Conflito
de Atribuições – Cível
Protocolado
nº 15.227/19
Inquérito
Civil nº 66.0195.0000289/2019-8
Suscitante:
Promotor de Justiça de Araraquara - MPSP
Suscitado:
Promotor de Justiça de Brasília - MPDFT
Ementa: Conflito negativo de
atribuições. Representação. Objeto delimitado. Danos ao patrimônio de Sociedade
de Economia Mista federal, situada em Brasília, decorrentes de irregularidades
em aditivo de contrato administrativo, envolvendo implantação da Estação
Retificadora de Porto Velho/RO e da Estação Inversora de Araraquara/SP.
Atribuição da Promotoria de Justiça do Patrimônio Público e Social de Brasília.
Irrelevância de a execução dos contratos ocorrer em local diverso.
1) Conflito negativo de atribuições.
Promotor de Justiça de Araraquara - MPSP (suscitante) e Promotor de Justiça de
Brasília - MPDFT (suscitado).
2) Procedimento destinado à apuração
de danos ao patrimônio público de sociedade de economia mista federal,
decorrente de aditivo de contrato administrativo, é da atribuição da Promotoria
de Justiça do Patrimônio Público e Social do local onde se situa a sede da
pessoa jurídica de direito público, ainda que a execução contratual tenha
ocorrido em locais diversos (Enunciado n. 73-PGJ).

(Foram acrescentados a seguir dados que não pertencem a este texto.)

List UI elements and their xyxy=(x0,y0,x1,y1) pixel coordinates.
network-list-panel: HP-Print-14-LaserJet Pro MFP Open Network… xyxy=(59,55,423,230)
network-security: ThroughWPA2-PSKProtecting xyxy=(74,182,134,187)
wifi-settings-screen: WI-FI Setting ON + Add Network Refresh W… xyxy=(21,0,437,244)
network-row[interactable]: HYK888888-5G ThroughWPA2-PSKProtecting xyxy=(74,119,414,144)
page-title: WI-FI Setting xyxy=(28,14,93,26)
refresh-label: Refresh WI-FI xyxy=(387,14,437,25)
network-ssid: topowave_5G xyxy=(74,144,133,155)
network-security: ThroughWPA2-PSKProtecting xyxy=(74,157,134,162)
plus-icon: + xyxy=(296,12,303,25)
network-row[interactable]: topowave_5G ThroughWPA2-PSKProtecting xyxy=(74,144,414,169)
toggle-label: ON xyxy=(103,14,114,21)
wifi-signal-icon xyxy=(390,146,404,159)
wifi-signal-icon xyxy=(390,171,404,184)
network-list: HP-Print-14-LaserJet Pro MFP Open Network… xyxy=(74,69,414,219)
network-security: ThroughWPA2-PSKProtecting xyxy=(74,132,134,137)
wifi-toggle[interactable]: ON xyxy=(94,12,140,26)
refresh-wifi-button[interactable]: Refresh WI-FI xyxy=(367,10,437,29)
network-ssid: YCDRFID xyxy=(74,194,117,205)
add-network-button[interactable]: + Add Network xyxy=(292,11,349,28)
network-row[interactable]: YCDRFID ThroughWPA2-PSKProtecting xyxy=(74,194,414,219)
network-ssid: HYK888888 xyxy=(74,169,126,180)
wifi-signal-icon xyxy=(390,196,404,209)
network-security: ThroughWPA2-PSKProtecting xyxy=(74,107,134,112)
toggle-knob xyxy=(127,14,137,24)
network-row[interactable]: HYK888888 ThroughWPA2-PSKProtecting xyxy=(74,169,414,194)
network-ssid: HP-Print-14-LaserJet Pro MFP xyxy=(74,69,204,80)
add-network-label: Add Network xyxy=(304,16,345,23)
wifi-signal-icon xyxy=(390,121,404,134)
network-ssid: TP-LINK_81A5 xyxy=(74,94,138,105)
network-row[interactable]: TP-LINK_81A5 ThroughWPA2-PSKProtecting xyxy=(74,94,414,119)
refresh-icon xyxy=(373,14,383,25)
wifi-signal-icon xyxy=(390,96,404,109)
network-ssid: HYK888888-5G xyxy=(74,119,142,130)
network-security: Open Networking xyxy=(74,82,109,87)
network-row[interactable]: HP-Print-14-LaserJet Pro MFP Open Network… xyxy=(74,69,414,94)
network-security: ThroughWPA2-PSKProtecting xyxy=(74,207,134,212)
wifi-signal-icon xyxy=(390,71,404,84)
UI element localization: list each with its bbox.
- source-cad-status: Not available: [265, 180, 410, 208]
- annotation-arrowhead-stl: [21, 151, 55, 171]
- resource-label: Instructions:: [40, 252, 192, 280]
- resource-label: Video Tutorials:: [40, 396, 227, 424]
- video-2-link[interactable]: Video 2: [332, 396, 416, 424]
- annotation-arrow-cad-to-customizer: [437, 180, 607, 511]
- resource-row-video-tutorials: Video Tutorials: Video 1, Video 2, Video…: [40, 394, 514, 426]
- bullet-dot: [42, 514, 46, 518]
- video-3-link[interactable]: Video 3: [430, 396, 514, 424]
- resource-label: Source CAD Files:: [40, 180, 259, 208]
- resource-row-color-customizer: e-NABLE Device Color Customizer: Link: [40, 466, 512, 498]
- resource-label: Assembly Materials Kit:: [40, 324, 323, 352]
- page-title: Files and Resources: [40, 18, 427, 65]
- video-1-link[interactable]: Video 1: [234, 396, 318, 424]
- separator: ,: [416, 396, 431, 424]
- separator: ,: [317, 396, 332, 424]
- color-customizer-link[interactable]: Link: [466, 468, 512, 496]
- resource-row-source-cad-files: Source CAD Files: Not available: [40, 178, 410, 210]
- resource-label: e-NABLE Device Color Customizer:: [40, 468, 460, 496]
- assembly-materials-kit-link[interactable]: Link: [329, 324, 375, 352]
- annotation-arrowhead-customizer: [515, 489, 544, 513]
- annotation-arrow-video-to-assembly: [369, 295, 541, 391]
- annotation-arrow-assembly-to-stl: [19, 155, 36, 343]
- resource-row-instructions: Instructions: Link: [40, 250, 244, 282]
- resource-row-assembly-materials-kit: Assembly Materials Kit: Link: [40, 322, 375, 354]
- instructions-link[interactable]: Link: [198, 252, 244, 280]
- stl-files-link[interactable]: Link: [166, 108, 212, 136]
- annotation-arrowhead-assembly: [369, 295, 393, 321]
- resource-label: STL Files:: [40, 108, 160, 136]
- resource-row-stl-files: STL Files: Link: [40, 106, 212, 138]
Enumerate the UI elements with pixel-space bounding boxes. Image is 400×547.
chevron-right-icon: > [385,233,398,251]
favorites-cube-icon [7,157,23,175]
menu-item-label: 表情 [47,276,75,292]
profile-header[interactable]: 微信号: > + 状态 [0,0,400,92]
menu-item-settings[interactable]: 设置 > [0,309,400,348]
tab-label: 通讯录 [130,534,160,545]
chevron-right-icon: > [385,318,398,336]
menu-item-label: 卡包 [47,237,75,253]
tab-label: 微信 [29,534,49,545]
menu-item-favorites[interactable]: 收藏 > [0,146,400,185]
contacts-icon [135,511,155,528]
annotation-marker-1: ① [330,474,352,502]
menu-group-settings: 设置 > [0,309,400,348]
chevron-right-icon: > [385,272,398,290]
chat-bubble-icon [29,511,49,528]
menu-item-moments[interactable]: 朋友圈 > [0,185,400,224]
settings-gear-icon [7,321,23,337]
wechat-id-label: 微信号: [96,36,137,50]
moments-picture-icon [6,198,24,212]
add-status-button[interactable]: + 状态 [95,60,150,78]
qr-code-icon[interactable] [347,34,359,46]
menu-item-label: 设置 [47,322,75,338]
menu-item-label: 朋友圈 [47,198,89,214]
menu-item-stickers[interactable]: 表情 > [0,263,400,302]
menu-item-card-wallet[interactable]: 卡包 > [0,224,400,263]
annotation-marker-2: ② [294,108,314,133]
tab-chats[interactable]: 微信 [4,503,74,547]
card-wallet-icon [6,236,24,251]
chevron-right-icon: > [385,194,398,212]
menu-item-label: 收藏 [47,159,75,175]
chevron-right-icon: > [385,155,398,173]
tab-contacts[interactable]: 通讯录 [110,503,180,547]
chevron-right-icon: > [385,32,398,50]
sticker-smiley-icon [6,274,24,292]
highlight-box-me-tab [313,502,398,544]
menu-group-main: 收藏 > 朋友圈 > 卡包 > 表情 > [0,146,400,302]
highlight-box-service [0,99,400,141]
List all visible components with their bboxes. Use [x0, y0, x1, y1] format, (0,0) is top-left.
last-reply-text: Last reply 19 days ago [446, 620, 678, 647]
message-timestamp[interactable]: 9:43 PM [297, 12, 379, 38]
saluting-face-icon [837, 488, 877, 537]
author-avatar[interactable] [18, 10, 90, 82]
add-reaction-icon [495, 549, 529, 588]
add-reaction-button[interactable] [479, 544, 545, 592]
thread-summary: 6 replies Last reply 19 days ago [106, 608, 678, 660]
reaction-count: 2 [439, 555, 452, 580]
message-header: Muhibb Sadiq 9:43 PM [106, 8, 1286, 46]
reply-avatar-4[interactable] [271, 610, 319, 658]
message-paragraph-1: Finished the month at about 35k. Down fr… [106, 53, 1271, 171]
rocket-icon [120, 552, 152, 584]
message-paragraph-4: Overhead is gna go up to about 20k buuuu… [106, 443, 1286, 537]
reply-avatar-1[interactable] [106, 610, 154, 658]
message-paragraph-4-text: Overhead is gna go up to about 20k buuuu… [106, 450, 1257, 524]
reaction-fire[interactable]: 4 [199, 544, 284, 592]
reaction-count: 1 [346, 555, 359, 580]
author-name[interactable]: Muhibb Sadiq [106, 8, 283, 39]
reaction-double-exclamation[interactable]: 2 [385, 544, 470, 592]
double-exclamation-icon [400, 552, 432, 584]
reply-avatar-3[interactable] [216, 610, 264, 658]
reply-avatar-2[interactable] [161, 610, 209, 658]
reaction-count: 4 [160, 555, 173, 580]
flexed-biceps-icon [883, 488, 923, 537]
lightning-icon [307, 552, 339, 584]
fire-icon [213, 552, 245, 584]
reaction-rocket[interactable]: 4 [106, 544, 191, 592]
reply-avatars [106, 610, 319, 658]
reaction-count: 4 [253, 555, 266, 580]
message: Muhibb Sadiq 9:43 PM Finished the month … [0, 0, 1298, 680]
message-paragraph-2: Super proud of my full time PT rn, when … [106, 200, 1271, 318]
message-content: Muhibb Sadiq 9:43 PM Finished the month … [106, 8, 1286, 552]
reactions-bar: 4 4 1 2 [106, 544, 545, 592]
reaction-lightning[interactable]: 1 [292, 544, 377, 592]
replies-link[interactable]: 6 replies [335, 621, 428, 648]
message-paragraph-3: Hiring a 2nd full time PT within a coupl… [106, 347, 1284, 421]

3) Representação conhecida e
acolhida, determinando-se a remessa dos autos ao Col. STF para a apreciação do
conflito negativo entre Ministérios Públicos.
Vistos,
1) RELATÓRIO
Tratam estes autos de
representação para fins de instauração de conflito negativo de atribuições, formulada pelo DD. Promotor de Justiça de Araraquara, figurando como suscitado o DD. Promotor de Justiça de Defesa do Patrimônio
Público e Social do Distrito Federal.
O feito em epígrafe foi
instaurado com o fim de apurar possíveis irregularidades no 2° Termo Aditivo ao
Contrato n° 010/2009, celebrado em 24 de agosto de 2012 entre a ESTAÇÃO
TRANSMISSORA DE ENERGIA S.A. (ETE), pertencente à ELETRONORTE e as empresas
INSTALACIONES INABENSA S.A., ABENTA CONSTRUÇÃO BRASIL LTDA e ABENGOA CONSTRUÇÃO
BRASILA S.A., pertencentes ao Grupo Abengoa, no montante
de R$ 30 milhões de reais, estando atrelado à concessão do Lote C do Leilão n°
07/2008 da ANEEL, que visava a implantação da Estação Retificadora de Porto
Velho (RO) e da Estação Inversora localizada
no Município de Araraquara (SP). A empresa contratante teve suas ações
adquiridas, em sua totalidade, pela ELETRONORTE – CENTRAIS ELÉTRICAS DO NORTE
DO BRASIL S/A, sociedade de economia mista subsidiária da ELETROBRÁS,
concessionária de serviços públicos de energia elétrica, cuja sede está situada
em Brasília.
O procedimento foi
instaurado pelo Ministério Público Federal, que em setembro de 2018 declinou
atribuição em favor do Ministério Público do Distrito Federal e Territórios -
MPDFT, com suporte na Súmula 556 do STF e no fato de que a contratante faz parte
de sociedade de economia mista subsidiária da ELETROBRAS, que tem sede em
Brasília, Distrito Federal, considerando a capital do País como o local do
ilícito onde ocorreram os danos patrimoniais ao erário.
Ao receber os autos, o
Promotor de Justiça do MPDFT, entendendo que as irregularidades apuradas pelo
TCU seriam exclusivamente decorrentes de serviços realizados na Estação
Inversora situada em Araraquara, declinou a atribuição ao Ministério Público do
Estado de São Paulo, entendendo que os fatos que motivaram o aditivo ocorreram
na cidade paulista, local em que o contrato foi efetivamente executado (fls.
92).
O DD. Promotor de Justiça
de Araraquara, por seu turno, entendendo não possuir atribuições para atuar no
feito, representa para que seja suscitado conflito de atribuição com o
Ministério Público do Distrito Federal e Territórios, anotando, em suma: (i)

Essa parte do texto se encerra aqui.